Global and Local Changes in Nuclear Shape upon T Cell Activation

T cells, crucial players in the adaptive immune response, become activated when receptors on their surface recognize and bind to pathogenic peptides presented by antigen-presenting cells. Activation triggers a series of dynamic changes in cellular morphology, including notable alterations to nuclear shape and chromatin organization. Here, we use confocal microscopy to study T cells activated on ligand-coated planar surfaces. We develop an analysis platform to generate 3D reconstructions of nuclei and characterize nuclear shape. Nuclear morphology is characterized as a function of T cell activation as well as chemical and mechanical perturbations to the nucleus.

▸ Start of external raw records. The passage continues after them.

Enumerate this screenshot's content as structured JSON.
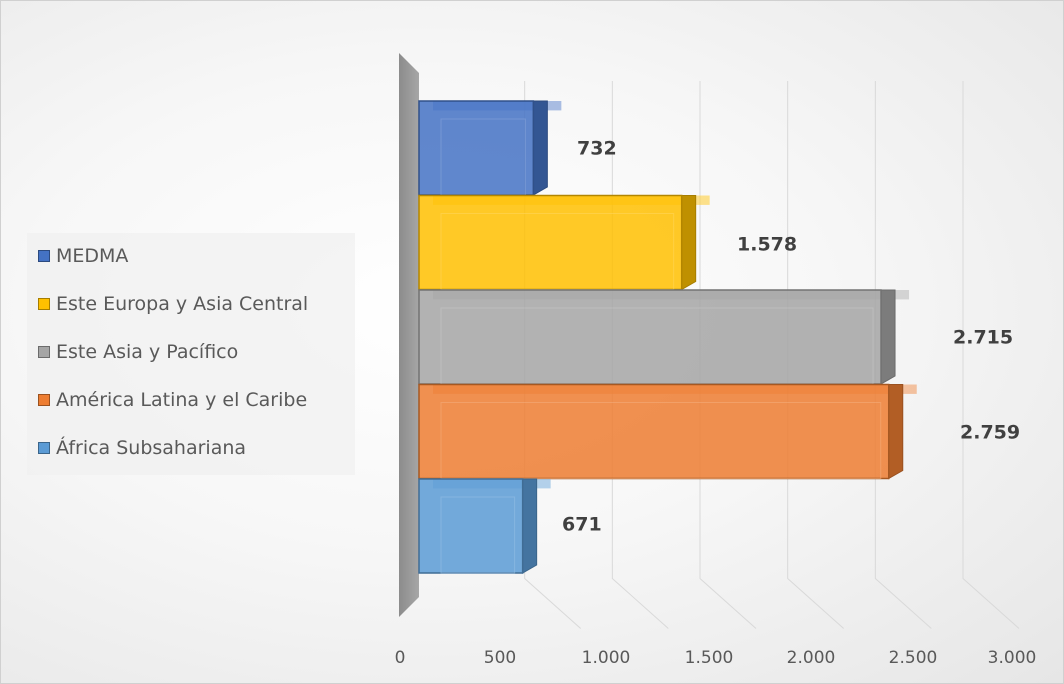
{
  "chart_data": {
    "type": "bar",
    "orientation": "horizontal",
    "style": "3d-clustered-bar",
    "categories": [
      "MEDMA",
      "Este Europa y Asia Central",
      "Este Asia y Pacífico",
      "América Latina y el Caribe",
      "África Subsahariana"
    ],
    "values": [
      732,
      1578,
      2715,
      2759,
      671
    ],
    "value_labels": [
      "732",
      "1.578",
      "2.715",
      "2.759",
      "671"
    ],
    "colors": [
      "#4472C4",
      "#FFC000",
      "#A5A5A5",
      "#ED7D31",
      "#5B9BD5"
    ],
    "xlim": [
      0,
      3000
    ],
    "xticks": [
      0,
      500,
      1000,
      1500,
      2000,
      2500,
      3000
    ],
    "xtick_labels": [
      "0",
      "500",
      "1.000",
      "1.500",
      "2.000",
      "2.500",
      "3.000"
    ],
    "title": "",
    "xlabel": "",
    "ylabel": "",
    "grid": true,
    "legend_position": "left"
  }
}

We find that the actin cytoskeleton plays an important role in nuclear deformation during T cell activation and that perturbations of chromatin compaction affect nuclear shape. Our findings further reveal that the centrosome, the microtubule-organizing center, tends to be located near a prominent invagination of the nucleus. We characterize how this nuclear invagination and the centrosome polarize towards the activating surface. We also apply our analysis platform to quantify the intranuclear distribution of epigenetic markers of transcriptional repression or activation. These findings deepen our understanding of nuclear organization and dynamics during T cell activation and establish a foundation for further exploring how nuclear architecture may regulate gene expression and immune function.